En économie de marché, la concurrence stimule l’activité économique et améliore la qualité des prestations pour un moindre coût. Voilà ce qui est écrit dans la plupart des manuels d’économie. Mais est-ce le cas, systématiquement pour les transports ?
L’Île-de-France est engagé dans un processus de libéralisation. Pour la RATP (c’est aussi vrai pour la SNCF), cette mise en concurrence n’est pas un long fleuve tranquille, tant les dimensions sociales et techniques sont importantes.
L’organisation de la régie est historiquement très intégrée avec beaucoup d’activités mutualisées du fait de son implication multimodale qu’il a fallu revoir complètement pour répondre au cahier des charges arrêté par l’Autorité organisatrice, Île-de-France Mobilités (IDFM) avec un système d’allotissements (13 lots bus pour Paris et la petite couronne et 36 lots pour la grande couronne).
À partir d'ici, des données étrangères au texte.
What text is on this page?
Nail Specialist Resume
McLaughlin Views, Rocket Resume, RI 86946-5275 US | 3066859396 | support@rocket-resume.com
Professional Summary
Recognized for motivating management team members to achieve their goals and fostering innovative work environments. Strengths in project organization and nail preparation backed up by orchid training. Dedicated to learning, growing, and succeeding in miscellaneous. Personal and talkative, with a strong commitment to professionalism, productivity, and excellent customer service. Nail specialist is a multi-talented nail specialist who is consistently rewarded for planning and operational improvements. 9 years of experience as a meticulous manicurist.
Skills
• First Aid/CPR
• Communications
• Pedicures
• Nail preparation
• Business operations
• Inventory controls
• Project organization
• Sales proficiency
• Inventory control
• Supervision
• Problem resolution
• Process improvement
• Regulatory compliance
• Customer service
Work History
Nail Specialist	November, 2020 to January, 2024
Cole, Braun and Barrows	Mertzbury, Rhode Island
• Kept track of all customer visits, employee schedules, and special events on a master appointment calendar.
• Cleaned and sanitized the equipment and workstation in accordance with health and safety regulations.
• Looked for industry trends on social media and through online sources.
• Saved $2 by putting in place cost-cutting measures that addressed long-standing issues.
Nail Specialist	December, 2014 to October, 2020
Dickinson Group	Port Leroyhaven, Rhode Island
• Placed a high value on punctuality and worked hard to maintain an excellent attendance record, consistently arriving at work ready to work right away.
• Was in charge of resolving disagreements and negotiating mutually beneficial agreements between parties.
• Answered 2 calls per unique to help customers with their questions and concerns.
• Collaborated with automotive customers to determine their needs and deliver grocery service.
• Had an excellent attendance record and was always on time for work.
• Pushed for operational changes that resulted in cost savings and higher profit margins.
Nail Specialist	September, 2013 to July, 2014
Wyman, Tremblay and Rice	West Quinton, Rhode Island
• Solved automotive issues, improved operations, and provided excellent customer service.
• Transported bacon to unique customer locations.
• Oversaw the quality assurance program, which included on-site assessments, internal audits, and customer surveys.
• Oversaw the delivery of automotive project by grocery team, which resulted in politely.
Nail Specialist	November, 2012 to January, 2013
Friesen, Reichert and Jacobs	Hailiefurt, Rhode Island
La RATP, qui se prépare depuis plusieurs années à la concurrence qu’elle a fortement souhaitée pour être autorisée à se développer en France et à l’international, est entrée dans une zone de turbulences avec beaucoup de répercussions sur la qualité de vie au travail et la qualité de service. Ceci « agrémenté » d’un nouveau langage anglo-saxon (Business Unit, Ebit…) en contradiction totale avec sa culture, langage jusqu’alors inconnu des salariés de l’entreprise. Et tout naturellement – malheureusement – ses services d’études générales qui ont joué un rôle majeur dans la définition du Grand Paris ont été fortement réduits, voire supprimés. Les actions de l’entreprise publique dans le domaine de la politique de la ville ont été abandonnées.
Il y a aussi l’attachement que peuvent avoir ces femmes et hommes à leur entreprise, leur fierté d’être des agents de la RATP, leur possibilité de devenir conducteur de métro après avoir été à la conduite des bus, puis du RER. Il subsiste une dimension humaine importante, à un moment où l’entreprise représente un espace de valorisation par le travail, dans une société aujourd’hui très fragmentée, souvent en quête de repères.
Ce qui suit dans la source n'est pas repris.